Baca berita dengan sedikit iklan, klik di sini
Baca berita dengan sedikit iklan, klik di sini
Canberra saat ini sedang menyelidiki apakah perjanjian antara universitas-universitas Australia dan 14 Confucius Institutes mereka telah melanggar undang-undang campur tangan anti-asing yang disahkan tahun lalu.
Sydney Morning Herald pekan lalu menerbitkan isi 11 kontrak Confucius Institutes yang menunjukkan beberapa universitas telah memberikan sekolah kendali penuh atas kualitas pengajaran.
Hubungan lembaga Queensland dengan Beijing berada di bawah pengawasan lebih lanjut ketika muncul bahwa mereka telah menunjuk Xu Jie, konsul jenderal Cina di Brisbane, sebagai profesor tamu bahasa dan budaya.
Confucius Institutes adalah sekolah yang didanai Beijing yang menyediakan pendidikan bahasa dan budaya tetapi menghindari topik-topik yang dianggap sensitif di Cina.[Doris Liu/SCMP]

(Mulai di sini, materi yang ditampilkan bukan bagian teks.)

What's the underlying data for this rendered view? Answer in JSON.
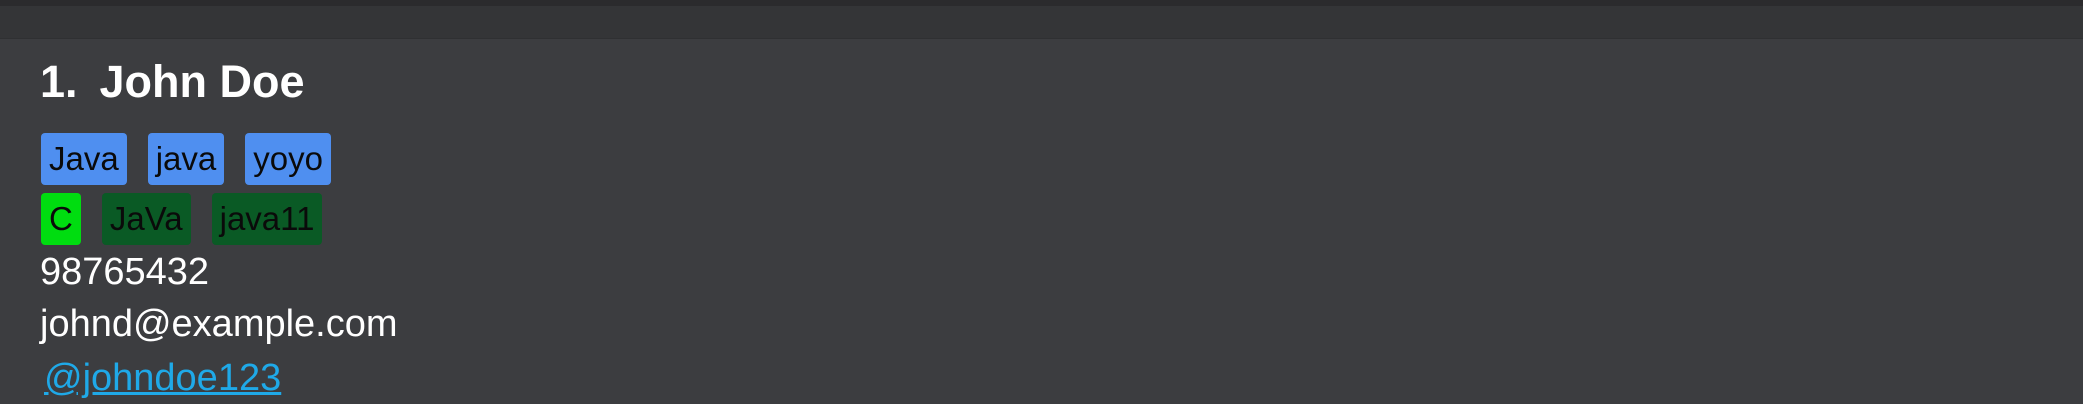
{
  "person": {
    "index": "1.",
    "name": "John Doe",
    "tags_primary": [
      "Java",
      "java",
      "yoyo"
    ],
    "tags_secondary": [
      "C",
      "JaVa",
      "java11"
    ],
    "phone": "98765432",
    "email": "johnd@example.com",
    "handle": "@johndoe123"
  },
  "colors": {
    "background": "#3c3d40",
    "tag_blue": "#4f8ff0",
    "tag_lime": "#00dd10",
    "tag_dark_green": "#0a5a25",
    "link": "#1fa9e8"
  }
}
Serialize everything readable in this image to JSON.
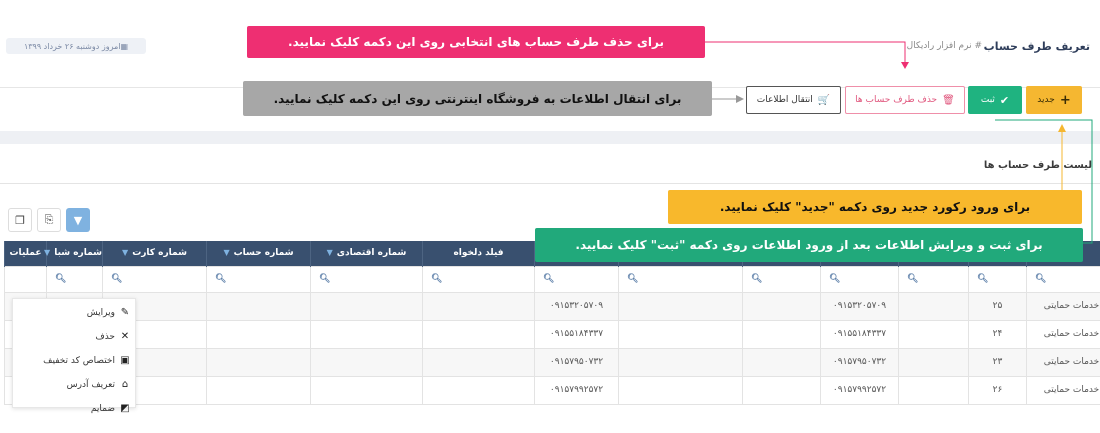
{
  "header": {
    "title": "تعریف طرف حساب",
    "subtitle": "# نرم افزار رادیکال",
    "date": "امروز دوشنبه ۲۶ خرداد ۱۳۹۹"
  },
  "toolbar": {
    "new_label": "جدید",
    "save_label": "ثبت",
    "delete_label": "حذف طرف حساب ها",
    "transfer_label": "انتقال اطلاعات"
  },
  "list": {
    "title": "لیست طرف حساب ها"
  },
  "table": {
    "columns": [
      "",
      "",
      "",
      "",
      "",
      "",
      "",
      "",
      "فیلد دلخواه",
      "شماره اقتصادی",
      "شماره حساب",
      "شماره کارت",
      "شماره شبا",
      "عملیات"
    ],
    "filter_icon": "search-icon",
    "rows": [
      [
        "خدمات حمایتی",
        "۲۵",
        "۰۹۱۵۳۲۰۵۷۰۹",
        "۰۹۱۵۳۲۰۵۷۰۹"
      ],
      [
        "خدمات حمایتی",
        "۲۴",
        "۰۹۱۵۵۱۸۴۳۳۷",
        "۰۹۱۵۵۱۸۴۳۳۷"
      ],
      [
        "خدمات حمایتی",
        "۲۳",
        "۰۹۱۵۷۹۵۰۷۳۲",
        "۰۹۱۵۷۹۵۰۷۳۲"
      ],
      [
        "خدمات حمایتی",
        "۲۶",
        "۰۹۱۵۷۹۹۲۵۷۲",
        "۰۹۱۵۷۹۹۲۵۷۲"
      ]
    ]
  },
  "menu": {
    "items": [
      {
        "label": "ویرایش",
        "icon": "pencil-icon"
      },
      {
        "label": "حذف",
        "icon": "close-icon"
      },
      {
        "label": "اختصاص کد تخفیف",
        "icon": "gift-icon"
      },
      {
        "label": "تعریف آدرس",
        "icon": "home-icon"
      },
      {
        "label": "ضمایم",
        "icon": "attachment-icon"
      }
    ]
  },
  "notes": {
    "delete": "برای حذف طرف حساب های انتخابی روی این دکمه کلیک نمایید.",
    "transfer": "برای انتقال اطلاعات به فروشگاه اینترنتی  روی این دکمه کلیک نمایید.",
    "new": "برای ورود رکورد جدید روی دکمه \"جدید\" کلیک نمایید.",
    "save": "برای ثبت و ویرایش اطلاعات بعد از ورود اطلاعات روی دکمه \"ثبت\" کلیک نمایید."
  },
  "colors": {
    "header_blue": "#39506f",
    "new_button": "#f5b731",
    "save_button": "#1fb380",
    "delete_border": "#ef8fa9",
    "note_pink": "#ee2f72",
    "note_gray": "#a7a7a7",
    "note_yellow": "#f8b82c",
    "note_green": "#21a97b"
  }
}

Seorang juru bicara universitas mengatakan Xu telah ditunjuk hingga Desember 2021 sebagai asisten profesor, posisi yang tidak dibayar dan tidak mengajar. Penunjukan seperti itu adalah praktik umum, menurut juru bicara.

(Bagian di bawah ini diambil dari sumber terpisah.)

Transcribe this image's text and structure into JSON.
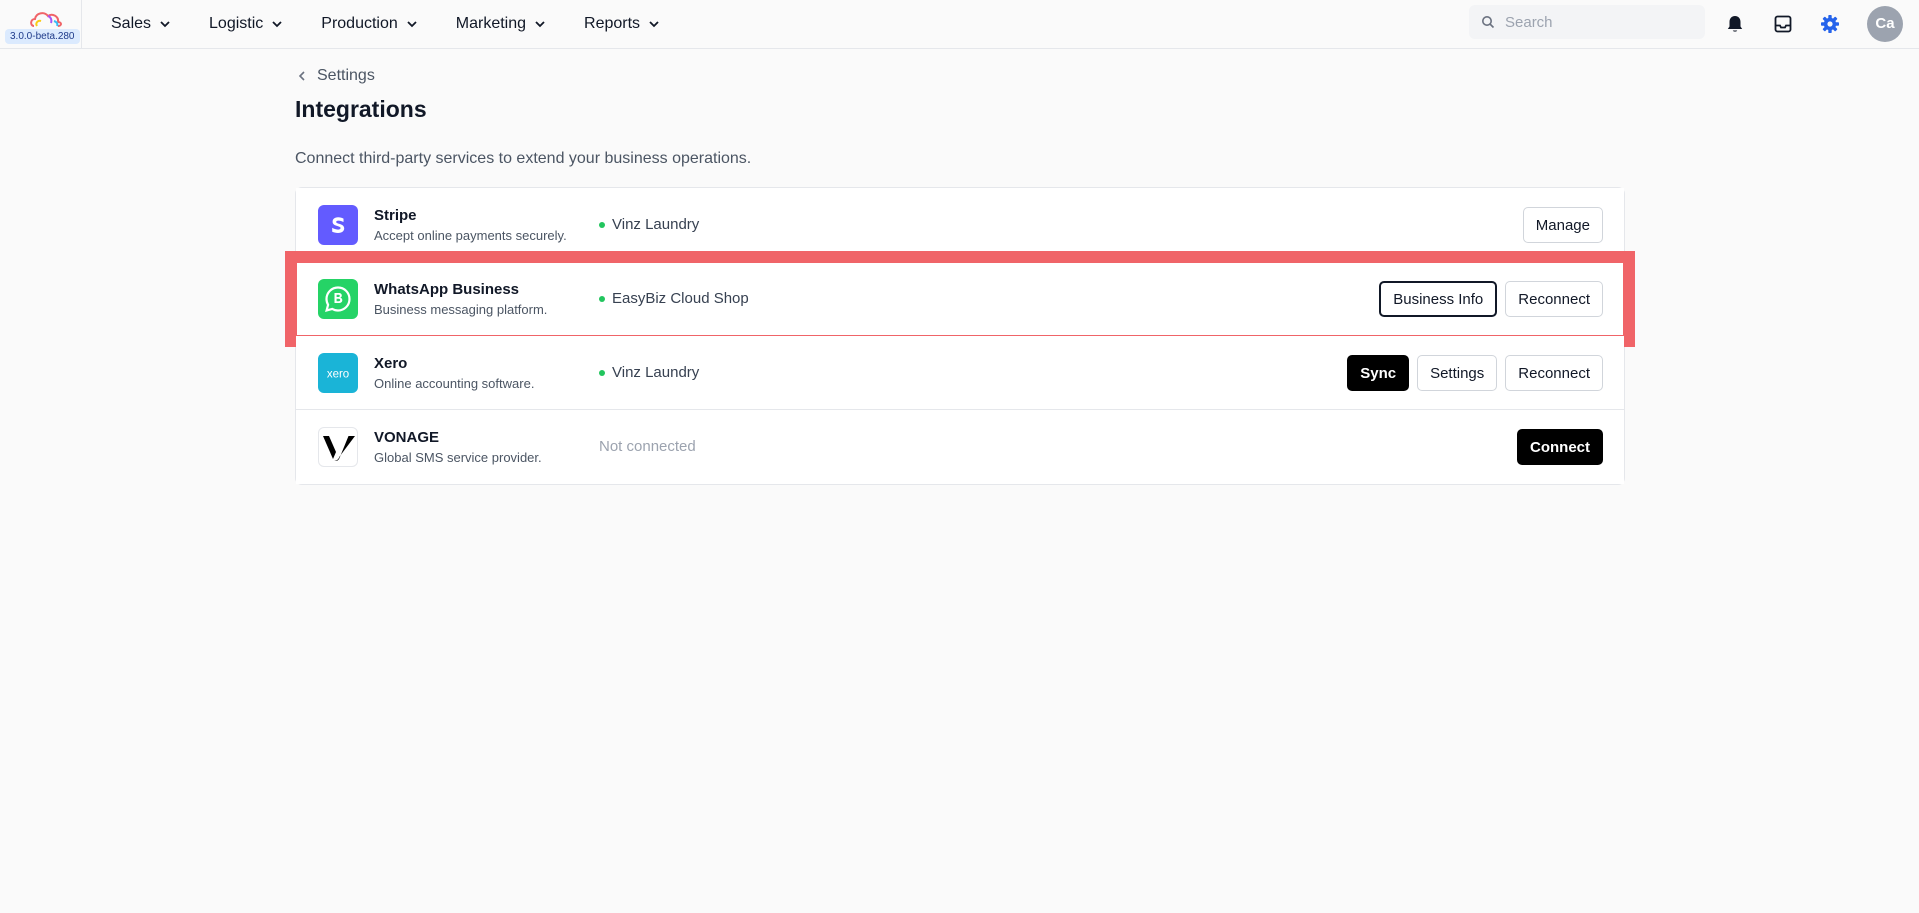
{
  "app": {
    "version": "3.0.0-beta.280"
  },
  "nav": {
    "items": [
      {
        "label": "Sales"
      },
      {
        "label": "Logistic"
      },
      {
        "label": "Production"
      },
      {
        "label": "Marketing"
      },
      {
        "label": "Reports"
      }
    ]
  },
  "search": {
    "placeholder": "Search"
  },
  "header_icons": [
    "bell-icon",
    "inbox-icon",
    "gear-icon"
  ],
  "user": {
    "initials": "Ca"
  },
  "page": {
    "breadcrumb": "Settings",
    "title": "Integrations",
    "description": "Connect third-party services to extend your business operations."
  },
  "integrations": [
    {
      "name": "Stripe",
      "description": "Accept online payments securely.",
      "status": "Vinz Laundry",
      "connected": true,
      "logo": "stripe-logo",
      "actions": [
        "Manage"
      ]
    },
    {
      "name": "WhatsApp Business",
      "description": "Business messaging platform.",
      "status": "EasyBiz Cloud Shop",
      "connected": true,
      "highlighted": true,
      "logo": "whatsapp-business-logo",
      "actions": [
        "Business Info",
        "Reconnect"
      ]
    },
    {
      "name": "Xero",
      "description": "Online accounting software.",
      "status": "Vinz Laundry",
      "connected": true,
      "logo": "xero-logo",
      "logo_text": "xero",
      "actions": [
        "Sync",
        "Settings",
        "Reconnect"
      ]
    },
    {
      "name": "VONAGE",
      "description": "Global SMS service provider.",
      "status": "Not connected",
      "connected": false,
      "logo": "vonage-logo",
      "actions": [
        "Connect"
      ]
    }
  ],
  "colors": {
    "accent": "#2563eb",
    "highlight": "#f06468",
    "status_dot": "#22c55e",
    "stripe": "#635bff",
    "whatsapp": "#25d366",
    "xero": "#1ab4d7",
    "dark_button": "#000000"
  }
}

Drew Pavlou, 20 tahun, salah satu penyelenggara demonstrasi hari Rabu ini, mengatakan "Tujuan dari protes ini adalah untuk menunjukkan bahwa kami akan memprotes kebebasan berbicara, apa pun yang terjadi. Kami tidak akan pernah diintimidasi oleh kekerasan."

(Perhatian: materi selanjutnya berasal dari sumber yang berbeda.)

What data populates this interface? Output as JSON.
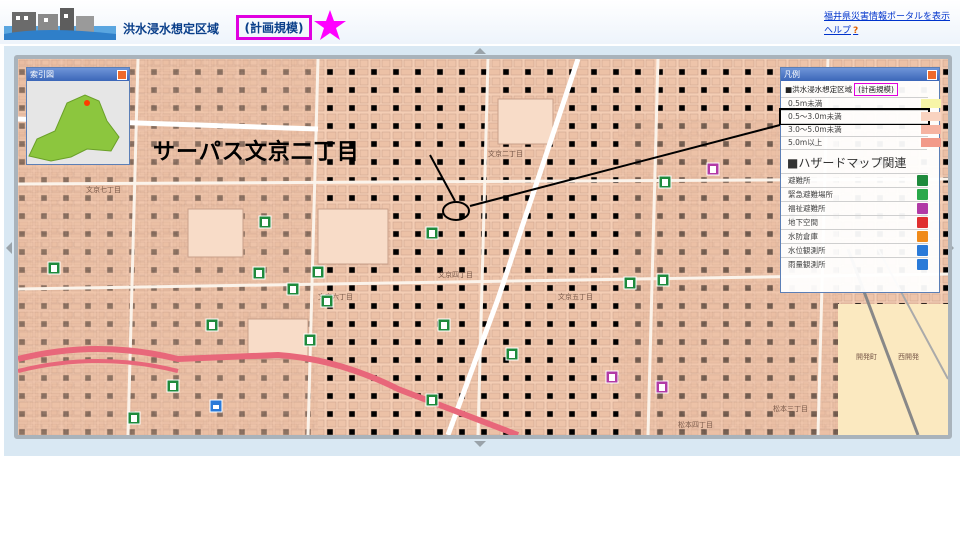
{
  "header": {
    "title": "洪水浸水想定区域",
    "scale_badge": "(計画規模)",
    "portal_link": "福井県災害情報ポータルを表示",
    "help_link": "ヘルプ",
    "help_icon": "?"
  },
  "index_map": {
    "title": "索引図"
  },
  "annotation": {
    "place_name": "サーパス文京二丁目"
  },
  "legend": {
    "title": "凡例",
    "layer_label": "■洪水浸水想定区域",
    "layer_scale": "(計画規模)",
    "depth_rows": [
      {
        "label": "0.5m未満",
        "color": "#f7f5a8"
      },
      {
        "label": "0.5〜3.0m未満",
        "color": "#f9d3c0"
      },
      {
        "label": "3.0〜5.0m未満",
        "color": "#f6b3a1"
      },
      {
        "label": "5.0m以上",
        "color": "#f29a8a"
      }
    ],
    "hazard_title": "■ハザードマップ関連",
    "hazard_rows": [
      {
        "label": "避難所",
        "icon": "shelter-icon",
        "color": "#1e8a3c"
      },
      {
        "label": "緊急避難場所",
        "icon": "emergency-site-icon",
        "color": "#2aa84a"
      },
      {
        "label": "福祉避難所",
        "icon": "welfare-shelter-icon",
        "color": "#b13aa6"
      },
      {
        "label": "地下空間",
        "icon": "underground-icon",
        "color": "#e03030"
      },
      {
        "label": "水防倉庫",
        "icon": "flood-warehouse-icon",
        "color": "#f08a1a"
      },
      {
        "label": "水位観測所",
        "icon": "water-level-icon",
        "color": "#2a7ad8"
      },
      {
        "label": "雨量観測所",
        "icon": "rain-gauge-icon",
        "color": "#2a7ad8"
      }
    ]
  },
  "map": {
    "district_labels": [
      "文京二丁目",
      "文京四丁目",
      "文京五丁目",
      "文京六丁目",
      "文京七丁目",
      "開発町",
      "西開発",
      "松本三丁目",
      "松本四丁目"
    ]
  }
}
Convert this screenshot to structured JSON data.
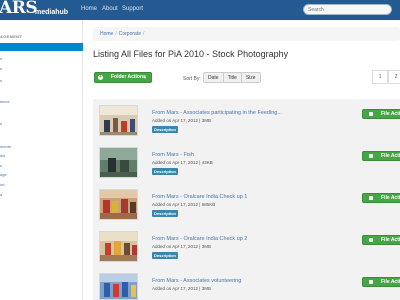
{
  "app": {
    "logo_main": "ARS",
    "logo_sub": "mediahub"
  },
  "topnav": {
    "items": [
      "Home",
      "About",
      "Support"
    ],
    "search_placeholder": "Search"
  },
  "sidebar": {
    "section_label": "AGEMENT",
    "items": [
      "",
      "s",
      "e",
      "s",
      "ience",
      "s",
      "ments",
      "ols",
      "s",
      "age",
      "ort",
      "a"
    ]
  },
  "breadcrumb": {
    "items": [
      "Home",
      "Corporate"
    ],
    "separator": "/"
  },
  "page": {
    "title": "Listing All Files for PiA 2010 - Stock Photography"
  },
  "toolbar": {
    "folder_actions_label": "Folder Actions",
    "sort_by_label": "Sort By:",
    "sort_options": [
      "Date",
      "Title",
      "Size"
    ]
  },
  "pagination": {
    "pages": [
      "1",
      "2"
    ]
  },
  "files": [
    {
      "title": "From Mars - Associates participating in the Feeding...",
      "meta": "Added on Apr 17, 2012 | 3MB",
      "badge": "Description",
      "action": "File Actions"
    },
    {
      "title": "From Mars - Fish",
      "meta": "Added on Apr 17, 2012 | 43KB",
      "badge": "Description",
      "action": "File Actions"
    },
    {
      "title": "From Mars - Oralcare India Check up 1",
      "meta": "Added on Apr 17, 2012 | 585KB",
      "badge": "Description",
      "action": "File Actions"
    },
    {
      "title": "From Mars - Oralcare India Check up 2",
      "meta": "Added on Apr 17, 2012 | 3MB",
      "badge": "Description",
      "action": "File Actions"
    },
    {
      "title": "From Mars - Associates volunteering",
      "meta": "Added on Apr 17, 2012 | 3MB",
      "badge": "",
      "action": "File Actions"
    }
  ],
  "colors": {
    "nav_bg": "#235a92",
    "accent_blue": "#0088cc",
    "action_green": "#46a546",
    "badge_blue": "#3a87ad",
    "row_bg": "#f2f2f2"
  }
}
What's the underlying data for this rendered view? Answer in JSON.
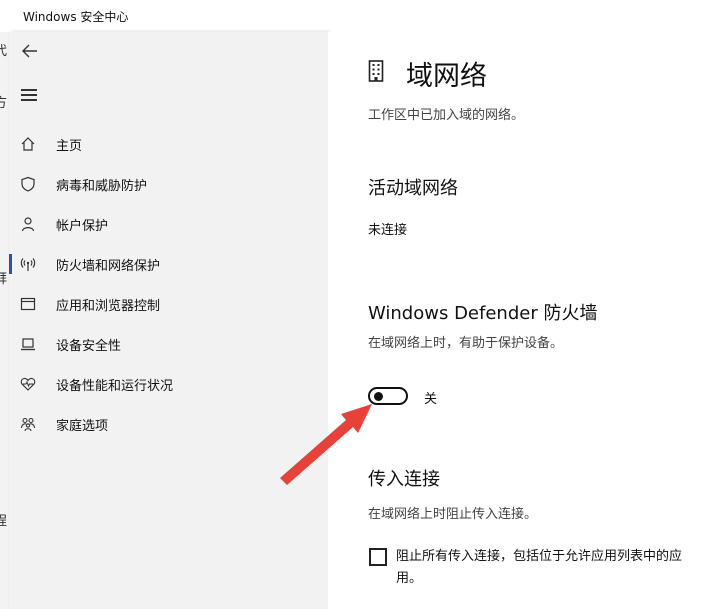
{
  "window": {
    "title": "Windows 安全中心"
  },
  "edge_sliver": {
    "chars": [
      "代",
      "方",
      "拜",
      "程"
    ]
  },
  "sidebar": {
    "items": [
      {
        "label": "主页",
        "icon": "home-icon"
      },
      {
        "label": "病毒和威胁防护",
        "icon": "shield-icon"
      },
      {
        "label": "帐户保护",
        "icon": "person-icon"
      },
      {
        "label": "防火墙和网络保护",
        "icon": "wifi-antenna-icon",
        "active": true
      },
      {
        "label": "应用和浏览器控制",
        "icon": "app-window-icon"
      },
      {
        "label": "设备安全性",
        "icon": "laptop-icon"
      },
      {
        "label": "设备性能和运行状况",
        "icon": "heart-pulse-icon"
      },
      {
        "label": "家庭选项",
        "icon": "family-icon"
      }
    ]
  },
  "main": {
    "page_icon": "building-icon",
    "title": "域网络",
    "description": "工作区中已加入域的网络。",
    "active_networks": {
      "heading": "活动域网络",
      "status": "未连接"
    },
    "firewall": {
      "heading": "Windows Defender 防火墙",
      "description": "在域网络上时，有助于保护设备。",
      "toggle_state": "off",
      "toggle_label": "关"
    },
    "incoming": {
      "heading": "传入连接",
      "description": "在域网络上时阻止传入连接。",
      "checkbox_checked": false,
      "checkbox_label": "阻止所有传入连接，包括位于允许应用列表中的应用。"
    }
  },
  "annotation": {
    "arrow_color": "#e8413a"
  }
}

Pavlou terekam dalam video ketika megaphone-nya diambil oleh mahasiswa lain Rabu lalu di kampus universitas di Brisbane ketika ia meneriakkan slogan-slogan menentang Presiden Cina Xi Jinping.
Dia berada di antara kelompok yang melakukan aksi duduk untuk mendukung protes yang sedang berlangsung di Hong Kong atas RUU Ekstradisi yang sekarang ditangguhkan, dan untuk mengutuk perlakuan Cina terhadap Uighur di wilayah Xinjiang. Perkelahian pecah antara demonstran pro Cina dan kelompok kontra.
Seorang mahasiswa keuangan berusia 18 tahun bernama Zhu Minghui mengatakan kehadiran pengunjuk rasa non Cina sangat menjengkelkan bagi mahasiswa Cina dan ketegangan meningkat setelah dialog antara kedua belah pihak.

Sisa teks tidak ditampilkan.